Xiaomi Die Fahrzeugproduktion lief zunächst rasant an, doch in den letzten Monaten war es etwas ruhiger geworden. Dem Unternehmen gelang es nicht, weitere enorme Wachstumsschübe zu erzielen, was zum Teil darauf zurückzuführen ist, dass inzwischen ein Modellwechsel vollzogen wurde. Vom SU7 ist bereits eine überarbeitete Version auf den Markt gekommen, die nun einen wichtigen Meilenstein erreicht hat.
Xiaomi gab bekannt, dass die SU7-Limousine – als erstes Serienprodukt des Unternehmens – bereits mehr als 500.000 Mal verkauft wurde.
Es dauerte 28,5 Monate ab Markteinführung, bis dieses Ergebnis erreicht wurde, und es besteht eine gute Chance, dass das zweite Auto des Unternehmens mit dem „ “-Konzept, das Modell YU7, dieses Ergebnis in noch kürzerer Zeit erreichen wird.
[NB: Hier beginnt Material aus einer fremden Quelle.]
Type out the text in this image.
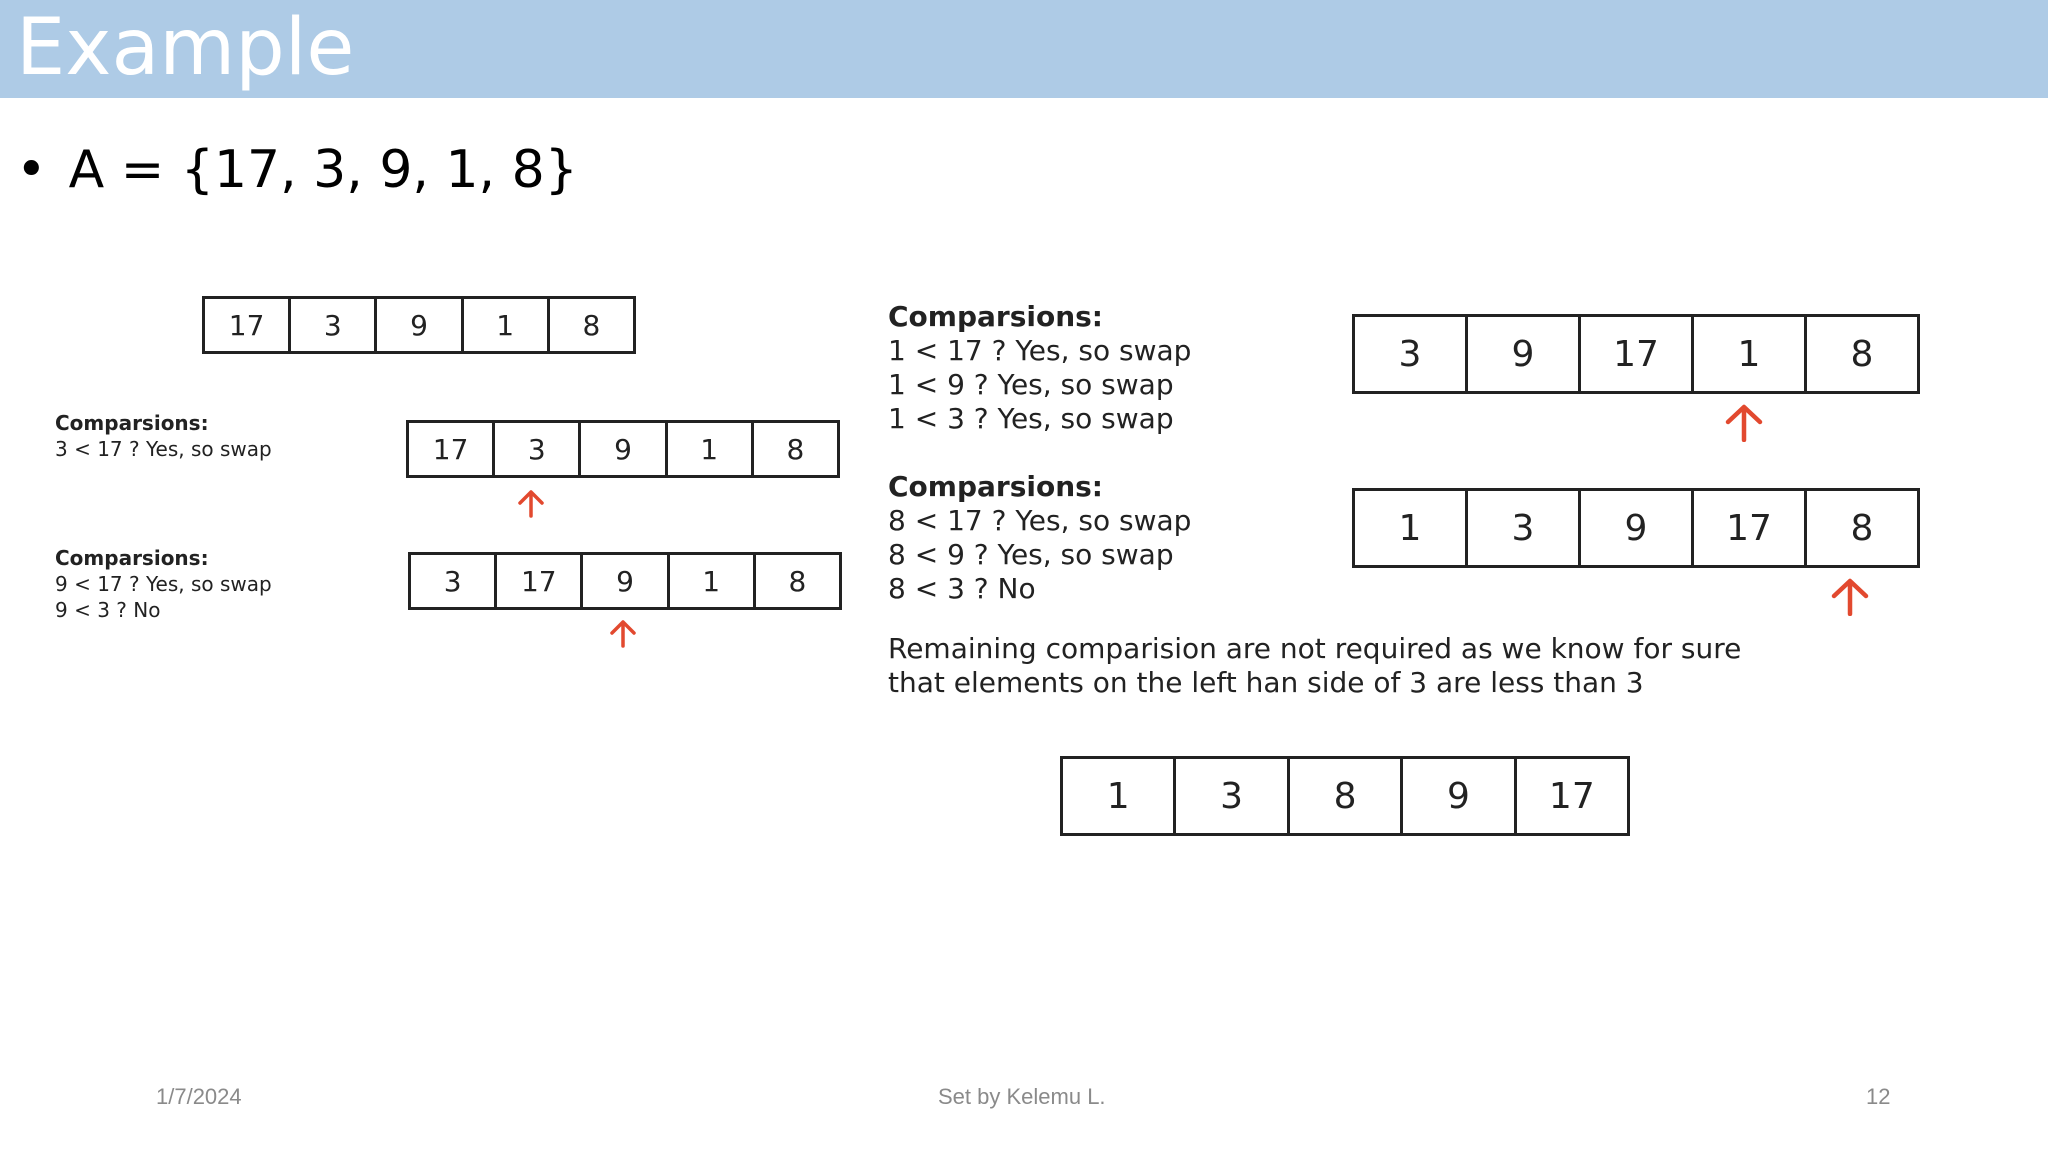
Example
• A = {17, 3, 9, 1, 8}
17	3	9	1	8
Comparsions:
3 < 17 ? Yes, so swap	17	3	9	1	8
Comparsions:
9 < 17 ? Yes, so swap
9 < 3 ? No
3	17	9	1	8
Comparsions:
1 < 17 ? Yes, so swap
1 < 9 ? Yes, so swap
1 < 3 ? Yes, so swap
3	9	17	1	8
Comparsions:
8 < 17 ? Yes, so swap
8 < 9 ? Yes, so swap
8 < 3 ? No
1	3	9	17	8
Remaining comparision are not required as we know for sure
that elements on the left han side of 3 are less than 3
1	3	8	9	17
1/7/2024	Set by Kelemu L.	12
Am 28. März 2024 begann die Auslieferung des sportlich anmutenden Elektroautos, und am 19. März 2026 kam die neue Version auf den Markt, wodurch die Verkaufszahlen einen noch nie dagewesenen Aufschwung erlebten.
Das Unternehmen feiert dieses schöne Ergebnis, indem es ein Modell des SU7 in limitierter Auflage als „Geschenk“ verteilt. Für das Modell im Maßstab 1:43 muss niemand bezahlen, allerdings ist es auch nicht einfach so erhältlich. Das Unternehmen verschenkt es an diejenigen, die sich für eine Probefahrt anmelden und diese auch absolvieren. Insgesamt werden 10.000 Exemplare des Modells hergestellt, es wird also für viele reichen. Xiaomi hofft mit dieser Aktion wahrscheinlich, dass es einige geben wird, die sich davon überzeugen lassen, in ein echtes Exemplar zu investieren.
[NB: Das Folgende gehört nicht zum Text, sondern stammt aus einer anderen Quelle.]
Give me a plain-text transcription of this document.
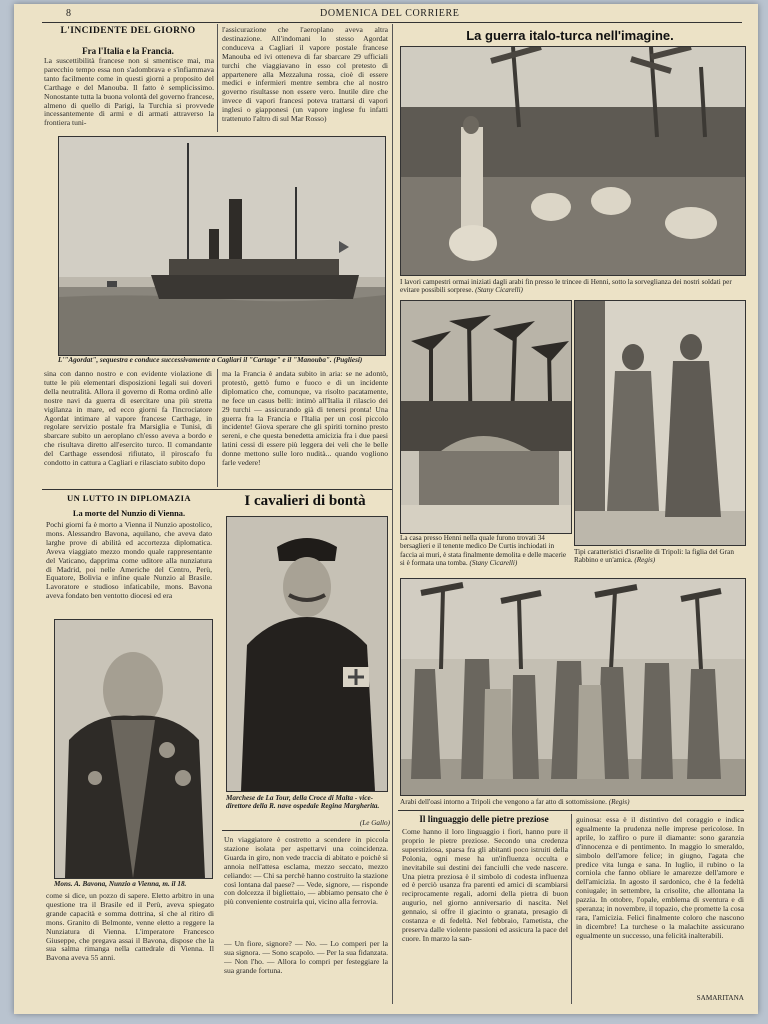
8	DOMENICA DEL CORRIERE
L'INCIDENTE DEL GIORNO
Fra l'Italia e la Francia.
La suscettibilità francese non si smentisce mai, ma parecchio tempo essa non s'adombrava e s'infiammava tanto facilmente come in questi giorni a proposito del Carthage e del Manouba. Il fatto è semplicissimo. Nonostante tutta la buona volontà del governo francese, almeno di quello di Parigi, la Turchia si provvede incessantemente di armi e di armati attraverso la frontiera tuni-
l'assicurazione che l'aeroplano aveva altra destinazione. All'indomani lo stesso Agordat conduceva a Cagliari il vapore postale francese Manouba ed ivi otteneva di far sbarcare 29 ufficiali turchi che viaggiavano in esso col pretesto di appartenere alla Mezzaluna rossa, cioè di essere medici e infermieri mentre sembra che al nostro governo risultasse non essere vero. Inutile dire che invece di vapori francesi poteva trattarsi di vapori inglesi o giapponesi (un vapore inglese fu infatti trattenuto l'altro di sul Mar Rosso)
L'"Agordat", sequestra e conduce successivamente a Cagliari il "Cartage" e il "Manouba". (Pugliesi)
sina con danno nostro e con evidente violazione di tutte le più elementari disposizioni legali sui doveri della neutralità. Allora il governo di Roma ordinò alle nostre navi da guerra di esercitare una più stretta vigilanza in mare, ed ecco giorni fa l'incrociatore Agordat intimare al vapore francese Carthage, in regolare servizio postale fra Marsiglia e Tunisi, di sbarcare subito un aeroplano ch'esso aveva a bordo e che risultava diretto all'esercito turco. Il comandante del Carthage essendosi rifiutato, il piroscafo fu condotto in cattura a Cagliari e rilasciato subito dopo
ma la Francia è andata subito in aria: se ne adontò, protestò, gettò fumo e fuoco e di un incidente diplomatico che, comunque, va risolto pacatamente, ne fece un casus belli: intimò all'Italia il rilascio dei 29 turchi — assicurando già di tenersi pronta! Una guerra fra la Francia e l'Italia per un così piccolo incidente! Giova sperare che gli spiriti tornino presto sereni, e che questa benedetta amicizia fra i due paesi latini cessi di essere più leggera dei veli che le belle donne mettono sulle loro nudità... quando vogliono farle vedere!
UN LUTTO IN DIPLOMAZIA
La morte del Nunzio di Vienna.
Pochi giorni fa è morto a Vienna il Nunzio apostolico, mons. Alessandro Bavona, aquilano, che aveva dato larghe prove di abilità ed accortezza diplomatica. Aveva viaggiato mezzo mondo quale rappresentante del Vaticano, dapprima come uditore alla nunziatura di Madrid, poi nelle Americhe del Centro, Perù, Equatore, Bolivia e infine quale Nunzio al Brasile. Lavoratore e studioso infaticabile, mons. Bavona aveva fondato ben ventotto diocesi ed era
Mons. A. Bavona, Nunzio a Vienna, m. il 18.
come si dice, un pozzo di sapere. Eletto arbitro in una questione tra il Brasile ed il Perù, aveva spiegato grande capacità e somma dottrina, sì che al ritiro di mons. Granito di Belmonte, venne eletto a reggere la Nunziatura di Vienna. L'imperatore Francesco Giuseppe, che pregava assai il Bavona, dispose che la sua salma rimanga nella cattedrale di Vienna. Il Bavona aveva 55 anni.
I cavalieri di bontà
Marchese de La Tour, della Croce di Malta - vice-direttore della R. nave ospedale Regina Margherita.
(Le Gallo)
Un viaggiatore è costretto a scendere in piccola stazione isolata per aspettarvi una coincidenza. Guarda in giro, non vede traccia di abitato e poichè si annoia nell'attesa esclama, mezzo seccato, mezzo celiando: — Chi sa perchè hanno costruito la stazione così lontana dal paese? — Vede, signore, — risponde con dolcezza il bigliettaio, — abbiamo pensato che è più conveniente costruirla qui, vicino alla ferrovia.
— Un fiore, signore? — No. — Lo comperi per la sua signora. — Sono scapolo. — Per la sua fidanzata. — Non l'ho. — Allora lo compri per festeggiare la sua grande fortuna.
La guerra italo-turca nell'imagine.
I lavori campestri ormai iniziati dagli arabi fin presso le trincee di Henni, sotto la sorveglianza dei nostri soldati per evitare possibili sorprese. (Stany Cicarelli)
La casa presso Henni nella quale furono trovati 34 bersaglieri e il tenente medico De Curtis inchiodati in faccia ai muri, è stata finalmente demolita e delle macerie si è formata una tomba. (Stany Cicarelli)
Tipi caratteristici d'israelite di Tripoli: la figlia del Gran Rabbino e un'amica. (Regis)
Arabi dell'oasi intorno a Tripoli che vengono a far atto di sottomissione. (Regis)
Il linguaggio delle pietre preziose
Come hanno il loro linguaggio i fiori, hanno pure il proprio le pietre preziose. Secondo una credenza superstiziosa, sparsa fra gli abitanti poco istruiti della Polonia, ogni mese ha un'influenza occulta e inevitabile sui destini dei fanciulli che vede nascere. Una pietra preziosa è il simbolo di codesta influenza ed è perciò usanza fra parenti ed amici di scambiarsi reciprocamente regali, adorni della pietra di buon augurio, nel giorno anniversario di nascita. Nel gennaio, si offre il giacinto o granata, presagio di costanza e di fedeltà. Nel febbraio, l'ametista, che preserva dalle violente passioni ed assicura la pace del cuore. In marzo la san-
guinosa: essa è il distintivo del coraggio e indica egualmente la prudenza nelle imprese pericolose. In aprile, lo zaffiro o pure il diamante: sono garanzia d'innocenza e di pentimento. In maggio lo smeraldo, simbolo dell'amore felice; in giugno, l'agata che predice vita lunga e sana. In luglio, il rubino o la corniola che fanno obliare le amarezze dell'amore e dell'amicizia. In agosto il sardonico, che è la fedeltà coniugale; in settembre, la crisolite, che allontana la pazzia. In ottobre, l'opale, emblema di sventura e di speranza; in novembre, il topazio, che promette la cosa rara, l'amicizia. Felici finalmente coloro che nascono in dicembre! La turchese o la malachite assicurano egualmente un successo, una felicità inalterabili.
SAMARITANA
Es gibt jedoch auch eine schlechte Nachricht bezüglich der Pläne von Xiaomi: Das Unternehmen wird in absehbarer Zeit kein „Spottpreis“-Auto produzieren, auch wenn es zuvor davon gesprochen hatte.
Lei Jun, der Geschäftsführer und Gründer des Unternehmens, hatte zuvor erklärt, dass man auf jeden Fall ein günstigeres, für viele Menschen erschwingliches Auto herstellen wolle. Dieser Plan scheint nun jedoch nicht realisierbar zu sein. Der Experte räumte ein, dass seine Vorstellungen darüber, wie weit man den Preis senken könne, zuvor zu ehrgeizig gewesen seien.
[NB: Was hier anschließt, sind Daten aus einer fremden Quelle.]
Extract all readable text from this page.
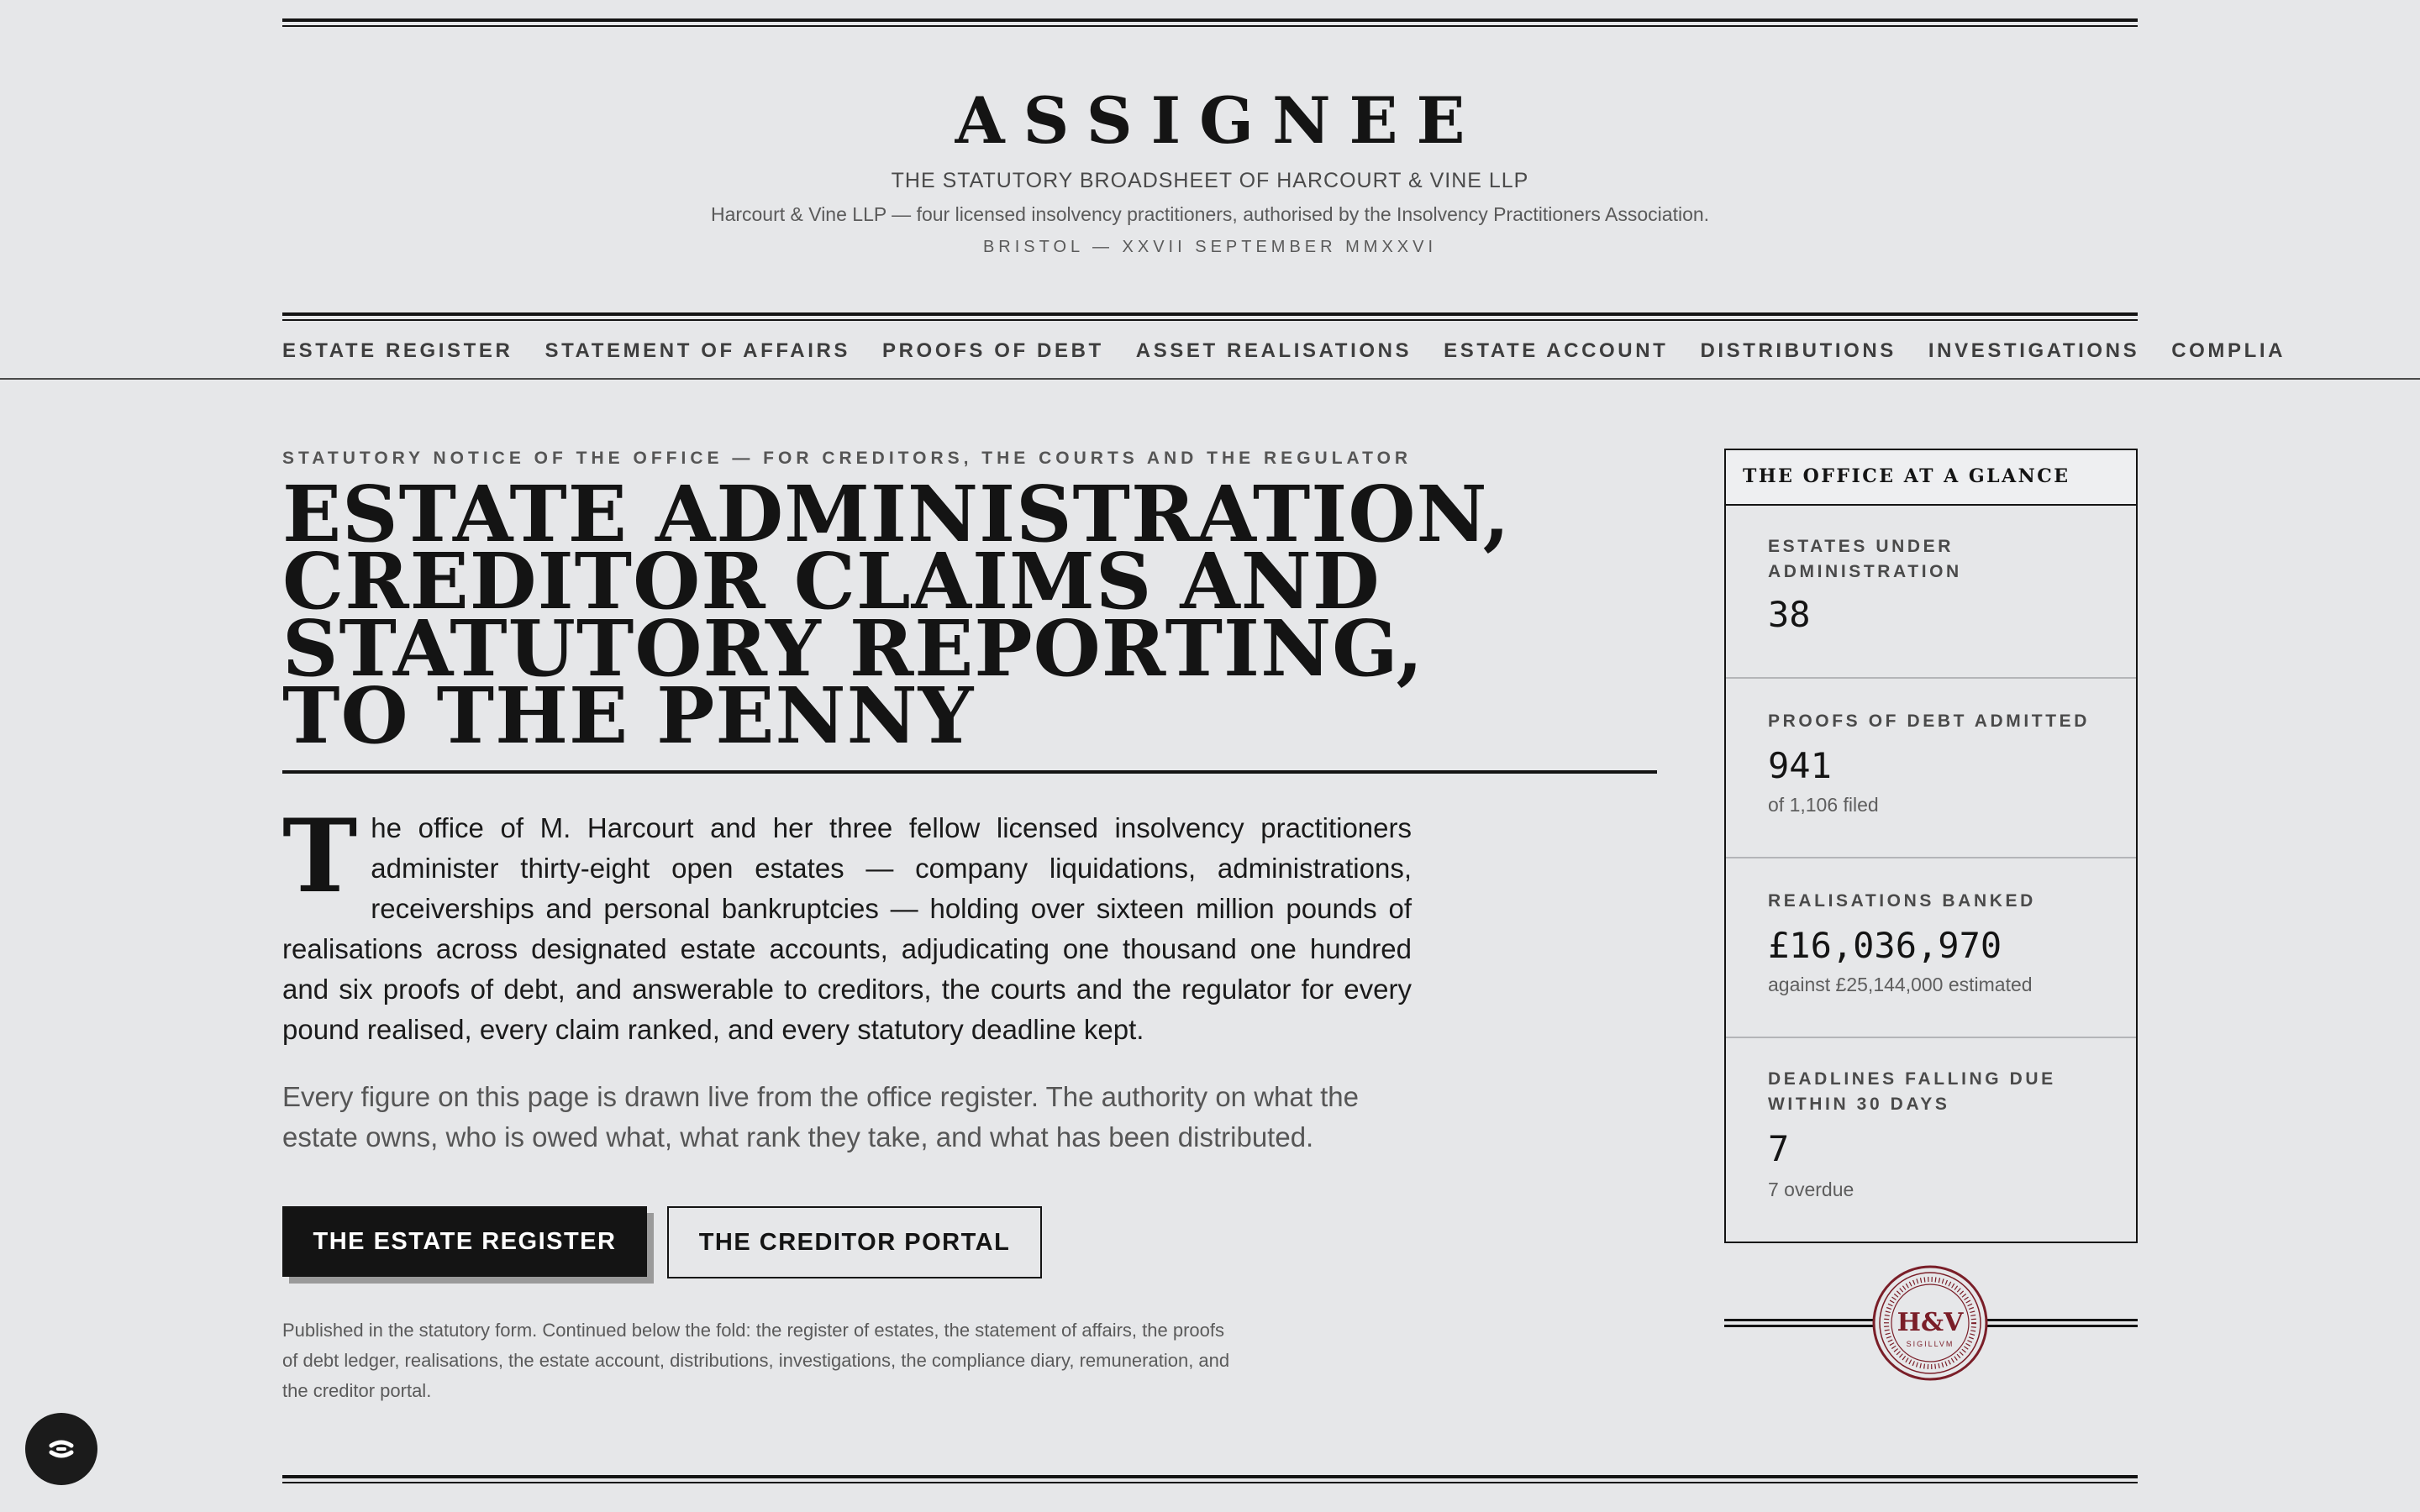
ASSIGNEE
THE STATUTORY BROADSHEET OF HARCOURT & VINE LLP
Harcourt & Vine LLP — four licensed insolvency practitioners, authorised by the Insolvency Practitioners Association.
BRISTOL — XXVII SEPTEMBER MMXXVI
ESTATE REGISTER STATEMENT OF AFFAIRS PROOFS OF DEBT ASSET REALISATIONS ESTATE ACCOUNT DISTRIBUTIONS INVESTIGATIONS COMPLIA
STATUTORY NOTICE OF THE OFFICE — FOR CREDITORS, THE COURTS AND THE REGULATOR
ESTATE ADMINISTRATION, CREDITOR CLAIMS AND STATUTORY REPORTING, TO THE PENNY

The office of M. Harcourt and her three fellow licensed insolvency practitioners administer thirty-eight open estates — company liquidations, administrations, receiverships and personal bankruptcies — holding over sixteen million pounds of realisations across designated estate accounts, adjudicating one thousand one hundred and six proofs of debt, and answerable to creditors, the courts and the regulator for every pound realised, every claim ranked, and every statutory deadline kept.

Every figure on this page is drawn live from the office register. The authority on what the estate owns, who is owed what, what rank they take, and what has been distributed.

THE ESTATE REGISTER	THE CREDITOR PORTAL

Published in the statutory form. Continued below the fold: the register of estates, the statement of affairs, the proofs of debt ledger, realisations, the estate account, distributions, investigations, the compliance diary, remuneration, and the creditor portal.

THE OFFICE AT A GLANCE
ESTATES UNDER ADMINISTRATION
38
PROOFS OF DEBT ADMITTED
941
of 1,106 filed
REALISATIONS BANKED
£16,036,970
against £25,144,000 estimated
DEADLINES FALLING DUE WITHIN 30 DAYS
7
7 overdue
H&V
SIGILLVM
Das Ziel war die Entwicklung eines Modells für 100.000 Yuan, was etwa 4,6 Millionen Forint entspricht. Laut Jun wäre die Entwicklung eines solchen Modells derzeit zu kostspielig, und es sei unwahrscheinlich, dass in den nächsten 10 Jahren nennenswerte Fortschritte in dieser Richtung erzielt werden könnten. Ein Unternehmen, das über die technologischen Mittel und die Erfahrung zur Herstellung kleinerer und kostengünstigerer Fahrzeuge verfügt, wäre vielleicht in der Lage, ein solches Modell zu entwickeln, doch im Falle von Xiaomi wäre dies mit erheblichen Opfern verbunden.
Das Unternehmen legt derzeit großen Wert darauf, sein Angebot nach oben hin zu erweitern. In diesem Jahr startet unter dem Dach von Xiaomi die Submarke Skynomad, deren erste beiden Fahrzeuge (N70 und N90) riesig und äußerst vielseitig sind und nicht mehr rein elektrisch, sondern mit einem range-extended (EREV) Antriebsstrang betrieben werden, sodass sie theoretisch sogar für eine Reichweite von mehr als 1.700 Kilometern geeignet sein werden. Letzte Woche hat das Unternehmen die Vorbestellungsphase für Skynomad eröffnet, und bereits mehr als 100.000 chinesische Käufer haben ihr Kaufinteresse bekundet.
Der Skynomad könnte dem Unternehmen bereits höhere Gewinne einbringen als bisher mit den Modellen SU7 und YU7 erzielt werden konnten. Wenn alles nach den Plänen des Unternehmens verläuft, werden in diesem Jahr bereits mehr als 550.000 Fahrzeuge ausgeliefert.